Related to this… I’ve heard that a canister’s stable storage limit will be increased from 4 GB to something much larger in the near future. If this is the case, then how would a, say, 80 GB stable RelShared initialize a non-stable Rel, if a canister’s non-stable, linear memory is still capped at 4 GB?

Thanks!

I am not sure, tbh. Good question.

@matthewhammer @chenyan would you guys have any context?

Yeah, I’m responsible for sketching that code, but never using it. Apologies for it being incomplete.

That type definition was part of a thought process that was relevant when I was considering whether each OO-style object in type State had a corresponding non-OO representation that would be stable. As you guessed, that’s relevant for saving state across upgrades. That feature is very important in practice, but since CanCan never ran in production, that backend feature was never prioritized or implemented.

However, to see a variant of the same codebase that does use stable memory, you can check out Candid Spaces’ “forever log”, a stable sequence that is meant to grow across upgrades and never forget anything:

That code illustrates how we need to use a non-OO structure, like Sequence.Sequence directly, and avoid any OO wrappers. RelShared should probably have been named RelStable or something, but it had a similar goal, for all of the relations.

Also, does RelShared omit the back field because RelShared is intended only to be used as persistent stable storage with all of the actual query logic instead going to a Rel data structure that’s initialized from RelShared during canister creation?
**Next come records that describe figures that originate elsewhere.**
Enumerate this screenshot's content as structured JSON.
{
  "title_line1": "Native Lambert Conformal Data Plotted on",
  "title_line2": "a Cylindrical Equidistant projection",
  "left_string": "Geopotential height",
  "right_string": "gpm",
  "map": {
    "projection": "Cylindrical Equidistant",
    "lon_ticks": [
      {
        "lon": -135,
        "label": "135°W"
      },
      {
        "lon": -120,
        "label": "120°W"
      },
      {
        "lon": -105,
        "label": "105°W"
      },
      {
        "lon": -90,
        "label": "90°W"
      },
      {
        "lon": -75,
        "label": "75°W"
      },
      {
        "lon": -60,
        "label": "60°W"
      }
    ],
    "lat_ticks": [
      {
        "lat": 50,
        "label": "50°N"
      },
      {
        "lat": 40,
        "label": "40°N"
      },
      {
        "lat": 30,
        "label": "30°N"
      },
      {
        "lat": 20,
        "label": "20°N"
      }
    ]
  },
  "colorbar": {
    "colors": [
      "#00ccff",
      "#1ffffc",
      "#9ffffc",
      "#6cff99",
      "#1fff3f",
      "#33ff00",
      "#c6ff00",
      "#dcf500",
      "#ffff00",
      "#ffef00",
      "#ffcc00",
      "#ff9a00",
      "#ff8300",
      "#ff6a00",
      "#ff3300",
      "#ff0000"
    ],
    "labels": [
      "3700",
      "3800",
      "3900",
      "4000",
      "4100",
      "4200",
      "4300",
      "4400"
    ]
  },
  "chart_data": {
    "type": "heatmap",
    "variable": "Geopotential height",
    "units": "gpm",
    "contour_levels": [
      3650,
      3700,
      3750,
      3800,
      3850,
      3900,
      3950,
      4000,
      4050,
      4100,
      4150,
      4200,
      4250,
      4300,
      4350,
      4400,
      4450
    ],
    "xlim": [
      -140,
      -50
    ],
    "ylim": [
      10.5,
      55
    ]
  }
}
This way, the back field in Rel can be initialized from the forw field in RelShared in the same pass over RelShared .

Great question – In short, yes, exactly that.
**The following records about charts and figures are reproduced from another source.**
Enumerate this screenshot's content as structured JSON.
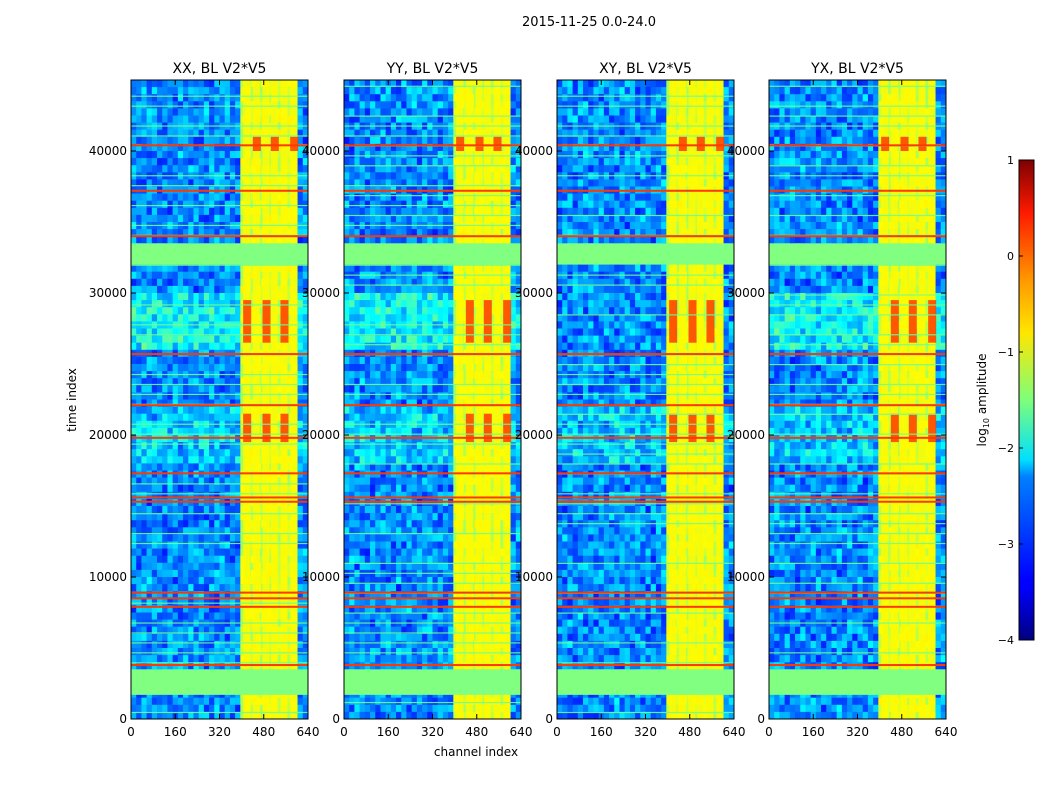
{
  "figure": {
    "suptitle": "2015-11-25 0.0-24.0"
  },
  "chart_data": {
    "type": "heatmap",
    "suptitle": "2015-11-25 0.0-24.0",
    "xlabel": "channel index",
    "ylabel": "time index",
    "xlim": [
      0,
      640
    ],
    "ylim": [
      0,
      45000
    ],
    "xticks": [
      0,
      160,
      320,
      480,
      640
    ],
    "yticks": [
      0,
      10000,
      20000,
      30000,
      40000
    ],
    "panels": [
      {
        "title": "XX, BL V2*V5",
        "polarization": "XX"
      },
      {
        "title": "YY, BL V2*V5",
        "polarization": "YY"
      },
      {
        "title": "XY, BL V2*V5",
        "polarization": "XY"
      },
      {
        "title": "YX, BL V2*V5",
        "polarization": "YX"
      }
    ],
    "colorbar": {
      "label": "log10 amplitude",
      "label_main": "log",
      "label_sub": "10",
      "label_rest": " amplitude",
      "range": [
        -4,
        1
      ],
      "ticks": [
        -4,
        -3,
        -2,
        -1,
        0,
        1
      ],
      "tick_labels": [
        "−4",
        "−3",
        "−2",
        "−1",
        "0",
        "1"
      ],
      "colormap": "jet"
    },
    "features": {
      "flagged_time_bands": [
        [
          1700,
          3500
        ],
        [
          32000,
          33500
        ]
      ],
      "rfi_time_rows": [
        3800,
        7900,
        8500,
        8900,
        15300,
        15600,
        17300,
        19800,
        22100,
        25700,
        34000,
        37200,
        40400
      ],
      "high_amplitude_channel_range": [
        400,
        600
      ],
      "bright_channel_columns": [
        420,
        455,
        490,
        520,
        555,
        590
      ]
    }
  }
}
The performance of stable vars in Motoko is not good at the moment during the upgrade step, when the entire content of that variable is written and read back from the canister’s stable memory. Since it’s O(n) just to do an upgrade (where n is the size of all stable memory), trying to additionally store acceleration structures that can also be rebuilt in O(n) time/space makes little sense to me. Exactly what you said.
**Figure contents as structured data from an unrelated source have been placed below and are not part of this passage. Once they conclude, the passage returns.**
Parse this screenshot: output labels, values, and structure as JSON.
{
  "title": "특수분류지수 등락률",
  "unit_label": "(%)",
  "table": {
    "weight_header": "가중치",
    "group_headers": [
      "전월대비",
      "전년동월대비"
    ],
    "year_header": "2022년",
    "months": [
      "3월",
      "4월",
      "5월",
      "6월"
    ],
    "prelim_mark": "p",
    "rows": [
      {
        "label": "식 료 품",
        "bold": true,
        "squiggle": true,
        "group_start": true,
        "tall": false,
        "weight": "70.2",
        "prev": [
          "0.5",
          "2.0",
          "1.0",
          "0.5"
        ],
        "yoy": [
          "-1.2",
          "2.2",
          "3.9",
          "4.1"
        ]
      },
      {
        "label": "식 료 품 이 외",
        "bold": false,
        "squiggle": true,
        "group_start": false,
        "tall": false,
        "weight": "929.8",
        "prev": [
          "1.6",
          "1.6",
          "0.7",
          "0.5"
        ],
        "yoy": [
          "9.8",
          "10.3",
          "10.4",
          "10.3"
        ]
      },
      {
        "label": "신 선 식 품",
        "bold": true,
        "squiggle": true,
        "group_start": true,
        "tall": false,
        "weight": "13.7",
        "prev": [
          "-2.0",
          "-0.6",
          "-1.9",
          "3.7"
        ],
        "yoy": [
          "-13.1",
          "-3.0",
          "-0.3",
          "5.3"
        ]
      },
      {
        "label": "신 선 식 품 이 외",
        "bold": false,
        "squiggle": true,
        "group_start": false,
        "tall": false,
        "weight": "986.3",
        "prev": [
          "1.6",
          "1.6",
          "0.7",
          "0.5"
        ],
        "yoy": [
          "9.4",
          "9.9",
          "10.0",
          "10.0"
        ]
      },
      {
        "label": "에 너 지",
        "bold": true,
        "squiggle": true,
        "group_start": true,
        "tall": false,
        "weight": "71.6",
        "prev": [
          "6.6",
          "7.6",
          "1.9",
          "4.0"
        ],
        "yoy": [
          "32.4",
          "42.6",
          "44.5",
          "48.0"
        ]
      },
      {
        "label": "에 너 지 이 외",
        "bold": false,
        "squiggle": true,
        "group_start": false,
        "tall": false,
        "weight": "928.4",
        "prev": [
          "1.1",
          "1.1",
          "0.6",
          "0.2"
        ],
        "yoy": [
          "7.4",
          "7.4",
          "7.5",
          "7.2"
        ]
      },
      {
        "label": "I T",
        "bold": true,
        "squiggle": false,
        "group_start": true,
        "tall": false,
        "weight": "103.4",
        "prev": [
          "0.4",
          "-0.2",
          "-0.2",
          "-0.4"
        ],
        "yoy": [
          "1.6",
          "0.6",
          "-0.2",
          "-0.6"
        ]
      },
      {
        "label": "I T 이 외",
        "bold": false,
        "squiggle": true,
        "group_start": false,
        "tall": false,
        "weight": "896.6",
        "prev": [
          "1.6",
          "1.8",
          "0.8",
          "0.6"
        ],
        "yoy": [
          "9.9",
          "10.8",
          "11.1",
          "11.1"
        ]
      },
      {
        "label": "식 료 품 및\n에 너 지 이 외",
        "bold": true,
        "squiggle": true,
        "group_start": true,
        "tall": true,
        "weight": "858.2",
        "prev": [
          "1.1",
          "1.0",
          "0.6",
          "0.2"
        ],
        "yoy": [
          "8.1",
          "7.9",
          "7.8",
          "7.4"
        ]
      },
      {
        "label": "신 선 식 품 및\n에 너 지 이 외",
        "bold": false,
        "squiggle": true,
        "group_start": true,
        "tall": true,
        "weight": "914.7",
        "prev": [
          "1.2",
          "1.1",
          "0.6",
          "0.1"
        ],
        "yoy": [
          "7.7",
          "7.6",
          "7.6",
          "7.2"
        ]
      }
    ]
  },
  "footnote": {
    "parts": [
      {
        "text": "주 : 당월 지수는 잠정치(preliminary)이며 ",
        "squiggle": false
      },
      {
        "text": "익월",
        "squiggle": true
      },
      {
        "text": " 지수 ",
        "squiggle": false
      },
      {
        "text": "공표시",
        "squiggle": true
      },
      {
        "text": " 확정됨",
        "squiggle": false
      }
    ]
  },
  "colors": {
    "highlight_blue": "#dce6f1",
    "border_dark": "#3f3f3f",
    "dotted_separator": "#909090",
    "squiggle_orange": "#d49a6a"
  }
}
However, when stable memory becomes more incremental, storing more clever representations will pay off, I expect, and we’ll want to do that. However, CanCan never evolved to any version using stable memory, so the point never got pressed.

Thanks for the response.

Can you clarify what you mean by “when stable memory becomes more incremental”? I wasn’t aware that something like this was on the roadmap. How would that work? It sounds pretty interesting, although to be honest maybe a O(n) upgrade step isn’t that bad—could just do it when there aren’t any users using the canister…

Sure.

But to be clear, this wouldn’t be a roadmap-level feature, in the sense that it has nothing to do with the IC system itself, and just concerns what Wasm the Motoko compiler is producing to run there.

So, the salient layers are the Motoko compiler’s policy for representing and compiling stable vars in the main actor, and how it compiles that actor’s upgrade hooks with respect to those representation choices.

As I mentioned, the current policy is simple and not efficient, and not incremental. For each upgrade, the compiler emits Wasm code that walks over all memory of each stable var. That is not incremental, but it could be in the future.

When the compiler does something more incremental, it would “merely” be a new use of the same (or similar) IC system API for the canister to read and write its stable memory region.

Separately, that region may increase in size, but if that happens, it’s a distinct feature, at a distinct layer. FWIW, that increase is on the roadmap, and also on this forum. Apologies for the ambiguity.

Yes, another good point. I totally agree!